Terbayang dalam otaknya, kalau Kak Saga ini adalah seorang kakak overprotektif dan menyeramkan. Sebelum Milo menyampaikan pendapatnya, Camus duluan menyela, "Jangan berpikir kalau Kak Saga ini orangnya jahat. Dia sangat baik dan penyayang kok, hanya saja sudah menjadi bawaan kalau dia sedikit waspada." Milo hanya mengangguk polos. Camus ternyata mempunyai keluarga yang menarik juga. Ia berharap mempunyai keluarga seperti Camus, tapi sayangnya nasib berkata lain. Ia dititipi pada seorang kenalan orang tuanya sejak kecil. Dan ketika bertanya kenapa, yang menjadi jawaban adalah dia masih belum cukup besar untuk mengerti. Jawaban yang membuat Milo panas dan ingin cepat besar.
Berbicara tentang ingin cepat besar, tak ada salahnya bertanya pada Camus. Dia sudah seperti perpustakaan berjalan.
"Eh, Camus. Kau tahu bagaimana cara agar bisa cepat besar?"
Camus hanya menatapnya datar. Dan dengan nada yang kelewat datar pula ia menjawab, "Semua ada waktunya. Cepat atau lambat, semua makhluk hidup pasti akan tumbuh dan berkembang. Walau fase manusia sedikit lebih lambat dari kebanyakan makhluk hidup lainnya," Dan dengan nada yang lebih kecil, ia menambahkan, "walau aku lebih senang kau seperti ini."

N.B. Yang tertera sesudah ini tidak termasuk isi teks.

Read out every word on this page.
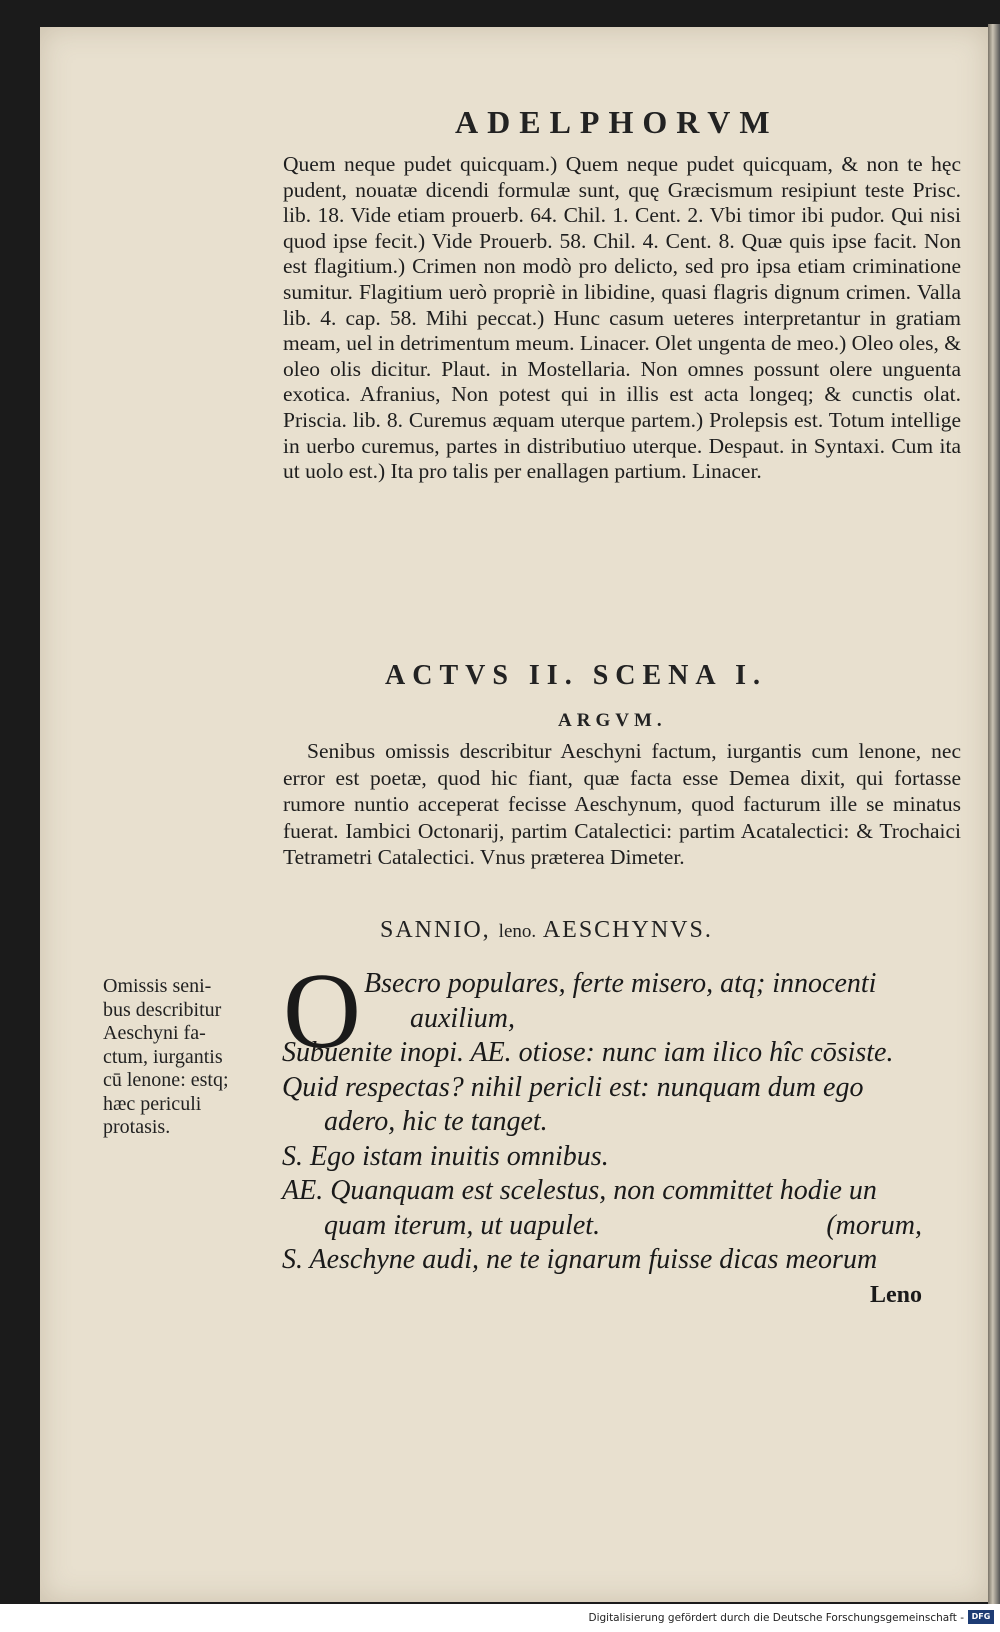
ADELPHORVM

Quem neque pudet quicquam.) Quem neque pudet quicquam, & non te hęc pudent, nouatæ dicendi formulæ sunt, quę Græcismum resipiunt teste Prisc. lib. 18. Vide etiam prouerb. 64. Chil. 1. Cent. 2. Vbi timor ibi pudor. Qui nisi quod ipse fecit.) Vide Prouerb. 58. Chil. 4. Cent. 8. Quæ quis ipse facit. Non est flagitium.) Crimen non modò pro delicto, sed pro ipsa etiam criminatione sumitur. Flagitium uerò propriè in libidine, quasi flagris dignum crimen. Valla lib. 4. cap. 58. Mihi peccat.) Hunc casum ueteres interpretantur in gratiam meam, uel in detrimentum meum. Linacer. Olet ungenta de meo.) Oleo oles, & oleo olis dicitur. Plaut. in Mostellaria. Non omnes possunt olere unguenta exotica. Afranius, Non potest qui in illis est acta longeq; & cunctis olat. Priscia. lib. 8. Curemus æquam uterque partem.) Prolepsis est. Totum intellige in uerbo curemus, partes in distributiuo uterque. Despaut. in Syntaxi. Cum ita ut uolo est.) Ita pro talis per enallagen partium. Linacer.

ACTVS II. SCENA I.
ARGVM.

Senibus omissis describitur Aeschyni factum, iurgantis cum lenone, nec error est poetæ, quod hic fiant, quæ facta esse Demea dixit, qui fortasse rumore nuntio acceperat fecisse Aeschynum, quod facturum ille se minatus fuerat. Iambici Octonarij, partim Catalectici: partim Acatalectici: & Trochaici Tetrametri Catalectici. Vnus præterea Dimeter.

SANNIO, leno. AESCHYNVS.

Omissis seni-

bus describitur

Aeschyni fa-

ctum, iurgantis

cū lenone: estq;

hæc periculi

protasis.

O Bsecro populares, ferte misero, atq; innocenti
auxilium,
Subuenite inopi. AE. otiose: nunc iam ilico hîc cōsiste.
Quid respectas? nihil pericli est: nunquam dum ego
adero, hic te tanget.
S. Ego istam inuitis omnibus.
AE. Quanquam est scelestus, non committet hodie un
quam iterum, ut uapulet.	(morum,
S. Aeschyne audi, ne te ignarum fuisse dicas meorum
Leno
Digitalisierung gefördert durch die Deutsche Forschungsgemeinschaft - DFG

"Eh? Kau bilang apa tadi?" Milo mendekatkan mukanya pada Camus, yang sontak langsung mendorongnya menjauh. Rona merah yang sangat jarang terlihat menghiasi wajah dingin sang anak stoik. Dengan cepat ia mengambil bukunya dan beranjak meninggalkan Milo yang kembali meringis akibat kepalanya membentur batang pohon sekali lagi. Mengetahui kalau Camus akan pergi meninggalkannya, Milo segera bangun dan berusaha meminta maaf, yang hanya dihiraukan dengan dingin.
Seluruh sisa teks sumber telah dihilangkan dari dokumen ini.